Behiel and his friend were booked and placed in a patrol car, where Malone said a camera captured video of the woman deleting texts and photos from Behiel's phone, hands cuffed behind her back, as he demanded, "Delete them, delete them all."
A patrol officer approached the car and took the phone from the young woman, Malone said, at which point Behiel slumped in his seat and said, "(Expletive). There's a video in there of me with the gun, and it's dated."
Behiel was arrested on a weapons violation, suspicion of a probation violation and resisting arrest, and his friend was arrested on suspicion of interfering with the investigation, Malone said. Additional charges were later added for threatening police, which resulted in higher bail and would ultimately prohibit the man from being released.
Behiel was booked into the general population of the Martinez jail after an initial mental-health screening indicated he was depressed but not suicidal, said Dr. Dennis McBride, medical director for Contra Costa County Detention Health Department. An evaluating nurse received information about his mental-health history but said he did not appear to be a danger to himself.
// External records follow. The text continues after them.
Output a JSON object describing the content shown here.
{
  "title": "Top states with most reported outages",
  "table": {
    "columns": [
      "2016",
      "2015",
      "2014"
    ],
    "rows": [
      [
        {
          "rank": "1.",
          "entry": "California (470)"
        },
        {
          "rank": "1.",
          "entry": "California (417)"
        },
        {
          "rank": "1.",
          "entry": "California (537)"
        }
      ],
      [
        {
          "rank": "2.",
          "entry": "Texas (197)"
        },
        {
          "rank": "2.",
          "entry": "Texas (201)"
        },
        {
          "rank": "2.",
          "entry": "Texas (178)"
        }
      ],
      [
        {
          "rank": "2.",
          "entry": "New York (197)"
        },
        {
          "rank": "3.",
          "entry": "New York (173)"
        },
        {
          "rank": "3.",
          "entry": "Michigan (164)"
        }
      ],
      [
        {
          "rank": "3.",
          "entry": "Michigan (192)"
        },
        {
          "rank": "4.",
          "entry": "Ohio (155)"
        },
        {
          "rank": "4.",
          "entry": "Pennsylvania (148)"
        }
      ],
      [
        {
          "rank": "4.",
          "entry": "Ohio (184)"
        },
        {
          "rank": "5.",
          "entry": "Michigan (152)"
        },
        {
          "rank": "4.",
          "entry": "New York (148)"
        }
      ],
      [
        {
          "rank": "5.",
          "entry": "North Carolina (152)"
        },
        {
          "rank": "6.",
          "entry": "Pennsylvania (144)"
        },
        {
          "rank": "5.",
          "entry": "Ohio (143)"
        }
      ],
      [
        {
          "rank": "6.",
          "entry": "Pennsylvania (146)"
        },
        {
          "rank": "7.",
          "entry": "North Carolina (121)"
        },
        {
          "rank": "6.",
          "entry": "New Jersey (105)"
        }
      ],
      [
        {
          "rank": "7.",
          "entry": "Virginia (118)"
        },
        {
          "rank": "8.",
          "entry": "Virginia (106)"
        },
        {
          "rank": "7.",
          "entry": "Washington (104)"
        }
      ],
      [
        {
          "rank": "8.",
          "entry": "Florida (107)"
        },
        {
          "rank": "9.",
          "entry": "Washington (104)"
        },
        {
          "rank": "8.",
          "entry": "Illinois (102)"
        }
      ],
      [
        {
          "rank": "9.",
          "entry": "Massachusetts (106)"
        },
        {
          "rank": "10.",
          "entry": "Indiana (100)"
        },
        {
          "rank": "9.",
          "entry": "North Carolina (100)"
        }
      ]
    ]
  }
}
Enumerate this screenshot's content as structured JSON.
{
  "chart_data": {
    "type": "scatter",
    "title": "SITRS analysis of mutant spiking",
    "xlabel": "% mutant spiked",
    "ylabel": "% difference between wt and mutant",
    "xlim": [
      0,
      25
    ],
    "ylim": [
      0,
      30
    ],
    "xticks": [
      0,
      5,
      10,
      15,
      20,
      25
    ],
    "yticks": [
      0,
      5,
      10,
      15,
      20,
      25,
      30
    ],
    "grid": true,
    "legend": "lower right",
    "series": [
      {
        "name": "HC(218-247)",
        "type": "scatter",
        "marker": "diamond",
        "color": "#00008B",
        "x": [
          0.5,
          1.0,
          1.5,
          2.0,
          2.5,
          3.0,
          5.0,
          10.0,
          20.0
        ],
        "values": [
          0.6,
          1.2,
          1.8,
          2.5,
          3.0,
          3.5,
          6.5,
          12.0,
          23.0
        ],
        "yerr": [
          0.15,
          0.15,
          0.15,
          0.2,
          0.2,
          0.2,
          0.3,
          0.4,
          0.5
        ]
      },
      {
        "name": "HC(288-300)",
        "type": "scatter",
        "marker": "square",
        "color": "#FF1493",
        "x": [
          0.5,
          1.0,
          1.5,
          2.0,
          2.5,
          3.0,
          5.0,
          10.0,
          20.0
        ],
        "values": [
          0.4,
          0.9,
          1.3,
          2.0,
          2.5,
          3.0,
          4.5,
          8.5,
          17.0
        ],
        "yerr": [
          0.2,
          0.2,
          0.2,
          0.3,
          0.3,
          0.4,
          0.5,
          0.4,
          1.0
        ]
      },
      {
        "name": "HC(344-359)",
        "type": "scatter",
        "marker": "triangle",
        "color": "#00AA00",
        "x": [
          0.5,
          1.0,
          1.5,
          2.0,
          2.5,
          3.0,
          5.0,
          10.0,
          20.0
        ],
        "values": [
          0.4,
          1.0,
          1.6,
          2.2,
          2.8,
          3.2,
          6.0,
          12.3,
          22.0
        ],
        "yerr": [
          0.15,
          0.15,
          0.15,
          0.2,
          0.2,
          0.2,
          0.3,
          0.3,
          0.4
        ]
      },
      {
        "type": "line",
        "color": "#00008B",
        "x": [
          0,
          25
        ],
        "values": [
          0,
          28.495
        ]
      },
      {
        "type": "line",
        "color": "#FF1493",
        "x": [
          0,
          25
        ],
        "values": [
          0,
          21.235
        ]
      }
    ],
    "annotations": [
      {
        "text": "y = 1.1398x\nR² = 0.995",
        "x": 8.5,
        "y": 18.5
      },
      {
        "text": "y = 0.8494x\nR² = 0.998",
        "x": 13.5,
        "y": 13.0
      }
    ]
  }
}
Sheriff's detective Becky Chestnut told jurors that the most revealing evidence about Behiel's state of mind in the hours leading up to his death were the eight to 10 phone calls made to a bail bondsman from the intake area, most of which depict the man in a positive state of mind. Behiel's demeanor changed significantly during a 1:15 p.m. call, Chestnut said, when the bail bondsman told him that the new charges filed would keep him from fulfilling their arrangement.
"In most of the calls, Mr. Behiel is very certain he will be bailed out," Chestnut testified. "During that 1:15 p.m. phone call, it became very obvious he would not be able to complete the bail."
Behiel made two more increasingly agitated calls to the bail bondsman, the last of which was at 2:10 p.m., Chestnut said. By the latter half of that hour, a deputy sheriff began looking for Behiel to undergo a second mental health evaluation at Malone's request.
Deputy Sheriff Dan Transoe said other inmates told him Behiel was in the bathroom; when he did not come out after about five minutes, Transoe and another employee called his name through the door and tried the handle when there was no response. The door pushed open only inches, but enough so Transoe could see Behiel suspended from the doorknob. The man was rushed to the hospital just before 3 p.m.
All authorities present at the time of Behiel's discovery were immediately taken off their work duties, sequestered and interviewed separately, and a district attorney investigator jointly interviewed all deputies involved to ensure neutrality. A forensic pathologist ruled the cause of death as asphyxiation, and said the man had no drugs in his system aside from therapeutic levels of an antidepressant and a mild painkiller.
When asked whether the jail will begin taking additional measures regarding intake security and mental health screenings in light of Behiel's suicide, officials at the Sheriff Department's Custody Services Bureau declined to comment.